IJSRP, Volume 5, Issue 7, July 2015 Edition [ISSN 2250-3153]
Dahanayake Nilanthi, Perera P.C.D. and PGTM Gunarathna
Mung bean (Vigna radiata L.) is one of the most important grain legumes cultivated in Sri Lanka. Drought is a major abiotic stress on Mung bean in the sub-humid, dry and intermediate zones of Sri Lanka. The present reveals the response of mung bean for the drought stress at germination to seedling stages. The major beneficiaries of the intervention are the poor, especially children and women, whose diets lacked much needed protein and iron. Supplementation with improved Mung bean recipes has effectively improved low body iron stores in children and women. Both urban and rural consumers now have access to improved quality mungbean at reasonable cost. The drought is a major environmental factor that determines the growth, the productivity of crops which is estimated to be one of the most serious yield reducing stresses in crops. Surface sterilized seeds were introduced to hormone free Murashige and Skoog (MS) basal medium with different concentrations of mannitol (0%, 10%, 20%, 30%, 40% and 50%).

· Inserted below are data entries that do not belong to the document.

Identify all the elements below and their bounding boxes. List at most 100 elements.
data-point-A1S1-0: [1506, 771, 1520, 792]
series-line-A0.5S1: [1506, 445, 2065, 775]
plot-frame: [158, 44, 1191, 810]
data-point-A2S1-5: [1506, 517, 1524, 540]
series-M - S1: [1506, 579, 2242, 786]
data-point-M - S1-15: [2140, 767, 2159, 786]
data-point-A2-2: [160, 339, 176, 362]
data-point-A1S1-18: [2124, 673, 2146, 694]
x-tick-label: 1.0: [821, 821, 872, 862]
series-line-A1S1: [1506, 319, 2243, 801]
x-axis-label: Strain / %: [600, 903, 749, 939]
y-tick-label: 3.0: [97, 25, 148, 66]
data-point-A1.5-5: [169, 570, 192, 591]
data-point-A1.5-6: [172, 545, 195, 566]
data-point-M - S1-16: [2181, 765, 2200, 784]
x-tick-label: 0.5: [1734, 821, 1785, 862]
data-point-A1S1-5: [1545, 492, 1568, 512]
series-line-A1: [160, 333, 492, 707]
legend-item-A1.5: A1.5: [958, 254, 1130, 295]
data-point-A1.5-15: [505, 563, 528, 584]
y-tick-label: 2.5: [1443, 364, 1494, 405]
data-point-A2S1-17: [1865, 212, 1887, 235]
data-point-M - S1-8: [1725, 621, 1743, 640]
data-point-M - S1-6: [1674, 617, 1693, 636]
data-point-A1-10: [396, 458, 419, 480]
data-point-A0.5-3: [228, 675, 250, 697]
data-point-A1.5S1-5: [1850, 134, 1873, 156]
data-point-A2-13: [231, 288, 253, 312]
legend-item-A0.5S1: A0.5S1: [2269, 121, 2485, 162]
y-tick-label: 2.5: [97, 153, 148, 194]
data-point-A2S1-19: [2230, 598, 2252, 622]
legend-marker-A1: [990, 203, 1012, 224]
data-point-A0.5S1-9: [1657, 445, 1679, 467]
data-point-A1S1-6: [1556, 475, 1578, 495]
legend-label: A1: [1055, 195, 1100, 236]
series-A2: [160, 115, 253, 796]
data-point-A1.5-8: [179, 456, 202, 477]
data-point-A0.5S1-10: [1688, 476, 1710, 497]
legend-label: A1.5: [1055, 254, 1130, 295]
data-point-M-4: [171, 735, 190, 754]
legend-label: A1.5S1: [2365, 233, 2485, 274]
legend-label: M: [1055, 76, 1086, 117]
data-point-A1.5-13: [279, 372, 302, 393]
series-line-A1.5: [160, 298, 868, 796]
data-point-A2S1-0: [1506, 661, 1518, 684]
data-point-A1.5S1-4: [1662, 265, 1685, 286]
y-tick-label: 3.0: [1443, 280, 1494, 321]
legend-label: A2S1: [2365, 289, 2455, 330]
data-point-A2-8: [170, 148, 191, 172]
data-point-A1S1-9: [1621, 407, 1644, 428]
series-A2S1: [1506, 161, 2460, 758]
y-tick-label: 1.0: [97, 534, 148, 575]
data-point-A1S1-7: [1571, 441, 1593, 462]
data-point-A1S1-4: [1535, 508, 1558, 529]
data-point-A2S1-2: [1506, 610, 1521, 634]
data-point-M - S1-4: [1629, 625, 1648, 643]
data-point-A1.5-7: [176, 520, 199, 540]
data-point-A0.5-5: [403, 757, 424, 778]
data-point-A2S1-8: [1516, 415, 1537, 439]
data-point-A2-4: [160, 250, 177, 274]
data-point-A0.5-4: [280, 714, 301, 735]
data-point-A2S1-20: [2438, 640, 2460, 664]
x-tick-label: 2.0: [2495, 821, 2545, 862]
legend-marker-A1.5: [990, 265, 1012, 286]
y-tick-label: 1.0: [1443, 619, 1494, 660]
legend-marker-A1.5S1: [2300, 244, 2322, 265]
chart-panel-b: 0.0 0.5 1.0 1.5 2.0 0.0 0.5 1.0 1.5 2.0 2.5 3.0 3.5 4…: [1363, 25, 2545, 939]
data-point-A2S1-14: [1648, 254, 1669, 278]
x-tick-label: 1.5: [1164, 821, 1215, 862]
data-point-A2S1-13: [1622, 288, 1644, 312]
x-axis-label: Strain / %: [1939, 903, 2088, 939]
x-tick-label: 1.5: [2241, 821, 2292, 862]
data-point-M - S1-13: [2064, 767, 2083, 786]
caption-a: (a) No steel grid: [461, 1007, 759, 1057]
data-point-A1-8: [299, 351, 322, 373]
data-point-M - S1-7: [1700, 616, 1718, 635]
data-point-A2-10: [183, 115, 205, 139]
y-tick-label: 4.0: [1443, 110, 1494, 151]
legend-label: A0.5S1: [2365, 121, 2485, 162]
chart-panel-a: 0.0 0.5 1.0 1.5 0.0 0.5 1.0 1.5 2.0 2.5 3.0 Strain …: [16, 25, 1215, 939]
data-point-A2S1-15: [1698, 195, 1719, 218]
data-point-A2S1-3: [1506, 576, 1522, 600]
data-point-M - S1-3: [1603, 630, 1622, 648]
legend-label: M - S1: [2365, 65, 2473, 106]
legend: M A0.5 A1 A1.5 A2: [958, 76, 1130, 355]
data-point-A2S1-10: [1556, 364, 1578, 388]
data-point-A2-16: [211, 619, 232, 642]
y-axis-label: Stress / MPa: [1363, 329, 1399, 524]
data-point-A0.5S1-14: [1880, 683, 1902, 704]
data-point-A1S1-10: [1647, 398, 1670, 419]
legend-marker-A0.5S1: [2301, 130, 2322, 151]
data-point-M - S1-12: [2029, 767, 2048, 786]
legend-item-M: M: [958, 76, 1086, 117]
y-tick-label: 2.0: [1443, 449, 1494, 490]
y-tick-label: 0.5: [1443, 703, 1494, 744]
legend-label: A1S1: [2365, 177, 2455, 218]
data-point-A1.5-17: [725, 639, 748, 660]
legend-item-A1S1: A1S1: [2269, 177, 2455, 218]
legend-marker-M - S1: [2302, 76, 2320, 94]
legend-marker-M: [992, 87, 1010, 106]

Seedlings heights, length of the roots and number of germinated seeds were recorded after 2nd weeks of culture. Completely Randomized Design (CRD) with five replicates was used for study. Statistical analysis was performed with Duncan’s multiple range test using SAS software (version 9.1.3). Results showed that highest seed germination (100%) from Mung bean variety MI 5 and Harsha in all mannitol concentrations. Reduction of seedling height and increasing the root length was observed while increasing the mannitol concentration in both varieties.